Yazar ve yayıncı. 1953, Mardin doğumlu. Yazar ve yayıncı. 1953 Mardin'de doğdu. Çocuk yaşlarda ailesiyle Malatya'ya yerleşti. İlkokulu Malatya'da okudu. Daha sonra Diyarbakır İmam Hatip Lisesi (1971) ve Erzurum Yüksek İslâm Enstitüsünü (1975) bitirdi. İstanbul Vakıflar Başmüdürlüğünde iki yıl (1975-77) çalıştıktan sonra memurluktan ayrılarak aylık Düşünce dergisinin yazı işleri müdürü oldu. İhsan Işık’la birlikte Yeni Devir gazetesinin sanat / edebiyat sayfasını (1977), kuruluş döneminde bir süre Birleşik Dağıtım’ı (1985-87) yönetti. Çalışmalarını, 1982 yılında kurduğu Beyan Yayınlarını yöneterek sürdürmektedir.

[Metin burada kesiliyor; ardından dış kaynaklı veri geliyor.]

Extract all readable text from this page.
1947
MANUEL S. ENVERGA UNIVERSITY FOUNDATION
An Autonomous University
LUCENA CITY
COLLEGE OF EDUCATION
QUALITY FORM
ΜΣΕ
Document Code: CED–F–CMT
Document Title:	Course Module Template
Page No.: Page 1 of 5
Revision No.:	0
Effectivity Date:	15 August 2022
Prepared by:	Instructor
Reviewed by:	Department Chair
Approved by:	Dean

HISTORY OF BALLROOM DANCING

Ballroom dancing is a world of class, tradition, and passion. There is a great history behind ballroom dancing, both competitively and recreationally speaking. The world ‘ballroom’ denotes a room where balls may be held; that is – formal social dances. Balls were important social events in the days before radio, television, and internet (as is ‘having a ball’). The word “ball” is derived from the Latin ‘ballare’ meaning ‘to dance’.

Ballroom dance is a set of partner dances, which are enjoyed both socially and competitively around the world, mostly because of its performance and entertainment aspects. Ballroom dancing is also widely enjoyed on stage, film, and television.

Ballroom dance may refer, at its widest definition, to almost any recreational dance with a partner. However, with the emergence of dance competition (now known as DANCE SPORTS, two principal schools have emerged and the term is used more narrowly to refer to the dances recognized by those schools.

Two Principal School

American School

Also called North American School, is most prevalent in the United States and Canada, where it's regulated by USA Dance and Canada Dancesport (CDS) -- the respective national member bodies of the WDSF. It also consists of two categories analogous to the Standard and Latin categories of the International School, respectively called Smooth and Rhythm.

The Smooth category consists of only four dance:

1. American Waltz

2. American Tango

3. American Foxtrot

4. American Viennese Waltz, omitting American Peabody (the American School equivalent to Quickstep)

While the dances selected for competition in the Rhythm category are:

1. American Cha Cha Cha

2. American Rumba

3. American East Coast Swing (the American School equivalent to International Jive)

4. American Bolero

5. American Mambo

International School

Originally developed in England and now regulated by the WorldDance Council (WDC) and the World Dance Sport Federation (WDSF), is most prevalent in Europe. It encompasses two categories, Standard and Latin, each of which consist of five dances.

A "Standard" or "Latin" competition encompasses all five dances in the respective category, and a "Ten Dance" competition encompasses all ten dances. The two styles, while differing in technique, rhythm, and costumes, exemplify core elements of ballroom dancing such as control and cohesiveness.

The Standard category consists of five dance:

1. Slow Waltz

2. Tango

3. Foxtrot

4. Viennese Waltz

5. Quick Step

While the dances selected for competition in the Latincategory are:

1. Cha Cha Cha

Temizer’in deneme, eleştiri ve kitap tanıtma yazıları Yeni Devir gazetesinin sanat / edebiyat sayfasında, şiir ve hikâyeleri Düşünce dergisinde yayımlandı. Çeşitli antolojilerde yer alan şiirlerini kitaplaştırmadı. Hikâyelerini Feveran (1980) adlı kitabında topladı.

KAYNAK: İhsan Işık / Resimli ve Metin Örnekli Türkiye Edebiyatçılar ve Kültür Adamları Ansiklopedisi (2. bas., 2009).

GEÇMİŞ ZAMAN KAHRAMANLARI

“Sevgilere başlamak en zorudur. Ölümsüzlüğe yani. Bir isyanı doğumundan ölümüne kadar, -ela gözlü bir yarin saçlarına takılacak bir tutam kır çiçeği gibi- yüreğinde taşımak, her şafakta dirilip, gün batımında ölmemek fakat, en güzeli... Zaman bir tek bunu öldüremez, sevgimizi ve inancımızı; diriltmekten başka...”

Böyle başlamalıydım.

“Söz gelişi geçenlerde arabalı vapurda” diye başlamıştım söze oysa ki. “Bir maç sonrasıydı. Kabataş’tan gelirken...” Saat 04’te yatılmış bir akşamın uykulu öğleden sonrasında cümleleri tam hatırlamak mümkün değil tabii. Fakat böyle başladığımdan eminim.

“Geçenlerde arabalı vapurda” diye başlamıştım, “insanlar hımışla atlıyorlardı dışarı...” Benzetmelerin acizliği içinde. “Önce dar koridorda uzun bir sıra oluşturup, sonra bir yelpaze gibi açılarak, bir boyacı çocuk da” demiştim.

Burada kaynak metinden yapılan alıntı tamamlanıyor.